I keep getting the following error in bash (using windows):
$ URL = "https://nyc-tlc.s3.amazonaws.com/trip+data/yellow_tripdata_2022-01.parquet"
bash: URL: command not found
The full command i am trying to run in bash is:
URL = "https://nyc-tlc.s3.amazonaws.com/trip+data/yellow_tripdata_2022-01.parquet"
python ingest_data.py
--user=root
--password=root
--host=localhost
--port=5432
--db=ny_taxi
--table_name=yellow_taxi_trips
--url=${URL}
Running the full command runs the ingest_data.py file but no download happens (I uassume because of this URL: command not found
error.
If I run ingest_data.py then nothing happens - similar to running the full command above.

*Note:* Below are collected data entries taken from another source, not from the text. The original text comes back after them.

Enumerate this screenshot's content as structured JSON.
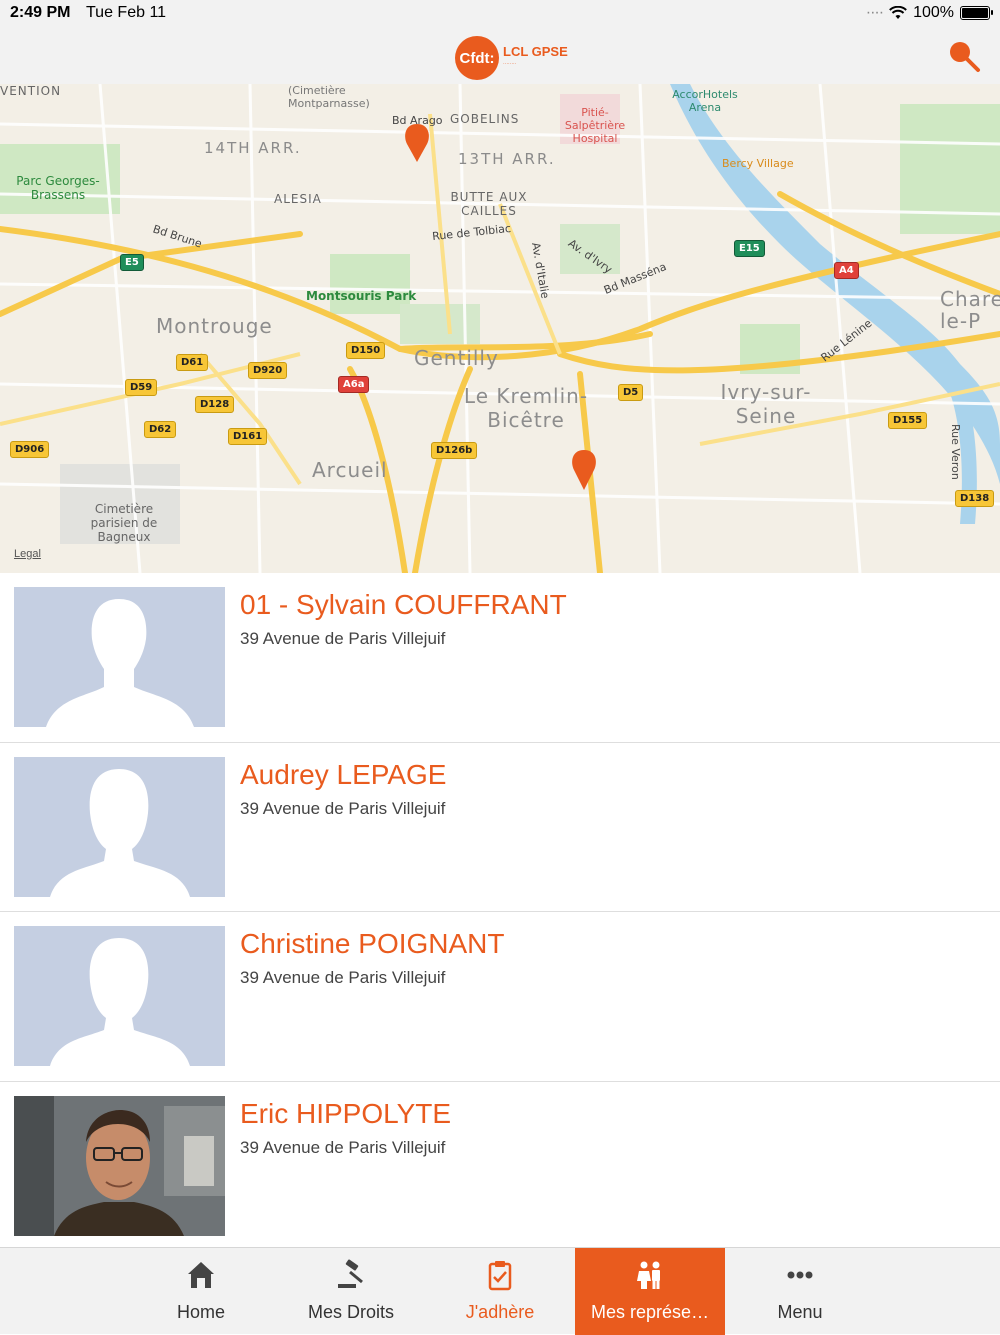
{
  "status_bar": {
    "time": "2:49 PM",
    "date": "Tue Feb 11",
    "battery": "100%",
    "battery_level": 1.0
  },
  "header": {
    "logo_main": "Cfdt:",
    "logo_text": "LCL GPSE",
    "search_icon": "search-icon"
  },
  "map": {
    "labels": {
      "cemetery_mont": "(Cimetière Montparnasse)",
      "vention": "VENTION",
      "arago": "Bd Arago",
      "gobelins": "GOBELINS",
      "pitie": "Pitié-Salpêtrière Hospital",
      "accor": "AccorHotels Arena",
      "arr14": "14TH ARR.",
      "arr13": "13TH ARR.",
      "bercy": "Bercy Village",
      "parc": "Parc Georges-Brassens",
      "alesia": "ALESIA",
      "butte": "BUTTE AUX CAILLES",
      "tolbiac": "Rue de Tolbiac",
      "brune": "Bd Brune",
      "italie": "Av. d'Italie",
      "ivry_av": "Av. d'Ivry",
      "massena": "Bd Masséna",
      "montsouris": "Montsouris Park",
      "montrouge": "Montrouge",
      "gentilly": "Gentilly",
      "kremlin": "Le Kremlin-Bicêtre",
      "ivry": "Ivry-sur-Seine",
      "charenton": "Charenton-le-P",
      "lenine": "Rue Lénine",
      "arcueil": "Arcueil",
      "cimetiere_bagneux": "Cimetière parisien de Bagneux",
      "veron": "Rue Veron",
      "legal": "Legal"
    },
    "roads": [
      "E5",
      "E15",
      "A4",
      "D150",
      "D61",
      "D920",
      "D59",
      "A6a",
      "D128",
      "D62",
      "D161",
      "D906",
      "D5",
      "D126b",
      "D155",
      "D138"
    ]
  },
  "representatives": [
    {
      "name": "01 - Sylvain COUFFRANT",
      "address": "39 Avenue de Paris Villejuif",
      "photo": "male-silhouette"
    },
    {
      "name": "Audrey LEPAGE",
      "address": "39 Avenue de Paris Villejuif",
      "photo": "female-silhouette"
    },
    {
      "name": "Christine POIGNANT",
      "address": "39 Avenue de Paris Villejuif",
      "photo": "female-silhouette"
    },
    {
      "name": "Eric HIPPOLYTE",
      "address": "39 Avenue de Paris Villejuif",
      "photo": "portrait-photo"
    }
  ],
  "tabs": [
    {
      "label": "Home",
      "icon": "home-icon"
    },
    {
      "label": "Mes Droits",
      "icon": "gavel-icon"
    },
    {
      "label": "J'adhère",
      "icon": "clipboard-check-icon"
    },
    {
      "label": "Mes représe…",
      "icon": "people-icon",
      "active": true
    },
    {
      "label": "Menu",
      "icon": "more-icon"
    }
  ],
  "colors": {
    "accent": "#e95b1e",
    "photo_placeholder": "#c5cfe2"
  }
}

The 'important' part of ingest_data.py file for using the URL is os.system(f"wget {url} -0 {flatfile_parquet}")
:
def main(params):
user = params.user
password = params.password
host = params.host
port = params.port
db = params.db
table_name = params.table_name
url = params.url
flatfile_parquet = 'output.parquet'
# download the parquet file
os.system(f"wget {url} -0 {flatfile_parquet}")
# connect to server
engine = create_engine(f'postgresql://{user}:{password}@{host}:{port}/{db}')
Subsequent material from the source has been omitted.